I just ran across
this editorial on some of the issues with the current book database being created by Google, and the problems with relying on OCR for classification (in a /. posting), specifically as they might frustrate scholars trying to mine this data:
Start with publication dates. To take Google's word for it, 1899 was a literary annus mirabilis, which saw the publication of Raymond Chandler's Killer in the Rain, The Portable Dorothy Parker, André Malraux's La Condition Humaine, Stephen King's Christine, The Complete Shorter Fiction of Virginia Woolf, Raymond Williams's Culture and Society 1780-1950, and Robert Shelton's biography of Bob Dylan, to name just a few. And while there may be particular reasons why 1899 comes up so often, such misdatings are spread out across the centuries. A book on Peter F. Drucker is dated 1905, four years before the management consultant was even born; a book of Virginia Woolf's letters is dated 1900, when she would have been 8 years old. Tom Wolfe's Bonfire of the Vanities is dated 1888, and an edition of Henry James's What Maisie Knew is dated 1848.
...
Here, too, Google has blamed the errors on the libraries and publishers who provided the books.

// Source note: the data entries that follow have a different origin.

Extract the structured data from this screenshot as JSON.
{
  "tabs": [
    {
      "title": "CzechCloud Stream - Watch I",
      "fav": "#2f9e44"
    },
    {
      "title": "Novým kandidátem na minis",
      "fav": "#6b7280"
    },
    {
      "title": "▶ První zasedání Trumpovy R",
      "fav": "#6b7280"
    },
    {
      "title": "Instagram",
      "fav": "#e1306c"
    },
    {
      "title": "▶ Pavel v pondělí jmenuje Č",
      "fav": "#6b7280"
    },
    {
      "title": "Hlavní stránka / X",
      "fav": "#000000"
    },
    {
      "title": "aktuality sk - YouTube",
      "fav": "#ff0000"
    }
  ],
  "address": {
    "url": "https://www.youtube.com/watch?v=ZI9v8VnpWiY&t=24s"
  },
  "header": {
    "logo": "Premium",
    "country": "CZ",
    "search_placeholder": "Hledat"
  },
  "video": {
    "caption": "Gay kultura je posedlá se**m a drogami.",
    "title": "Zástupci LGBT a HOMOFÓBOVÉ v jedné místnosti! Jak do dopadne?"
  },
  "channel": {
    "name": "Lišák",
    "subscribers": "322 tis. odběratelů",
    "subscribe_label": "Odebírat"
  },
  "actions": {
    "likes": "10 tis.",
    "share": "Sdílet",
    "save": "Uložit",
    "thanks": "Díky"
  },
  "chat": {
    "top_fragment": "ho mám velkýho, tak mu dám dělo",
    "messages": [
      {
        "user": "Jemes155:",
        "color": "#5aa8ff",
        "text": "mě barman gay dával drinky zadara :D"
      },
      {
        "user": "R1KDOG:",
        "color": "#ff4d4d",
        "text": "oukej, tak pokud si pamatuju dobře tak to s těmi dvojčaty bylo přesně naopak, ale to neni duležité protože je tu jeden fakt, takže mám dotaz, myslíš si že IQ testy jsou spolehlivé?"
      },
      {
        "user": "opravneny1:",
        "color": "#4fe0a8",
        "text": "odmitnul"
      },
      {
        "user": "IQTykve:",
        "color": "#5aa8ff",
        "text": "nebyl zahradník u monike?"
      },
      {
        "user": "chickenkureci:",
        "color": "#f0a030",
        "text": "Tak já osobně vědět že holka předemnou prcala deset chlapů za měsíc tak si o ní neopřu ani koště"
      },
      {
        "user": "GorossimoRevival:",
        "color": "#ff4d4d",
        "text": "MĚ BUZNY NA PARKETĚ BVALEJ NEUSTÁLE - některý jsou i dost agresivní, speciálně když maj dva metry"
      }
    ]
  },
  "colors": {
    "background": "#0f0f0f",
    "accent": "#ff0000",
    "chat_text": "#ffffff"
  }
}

But the libraries can't be responsible for books mislabeled as Health and Fitness and Antiques and Collectibles, for the simple reason that those categories are drawn from the Book Industry Standards and Communications codes, which are used by the publishers to tell booksellers where to put books on the shelves, not from any of the classification systems used by libraries. And BISAC classifications weren't in wide use before the last decade or two, so only Google can be responsible for their misapplications on numerous books published earlier than that: the 1919 edition of Robinson Crusoe assigned to Crafts & Hobbies or the 1907 edition of Sir Thomas Browne's Hydriotaphia: Urne-Buriall, which has been assigned to Gardening.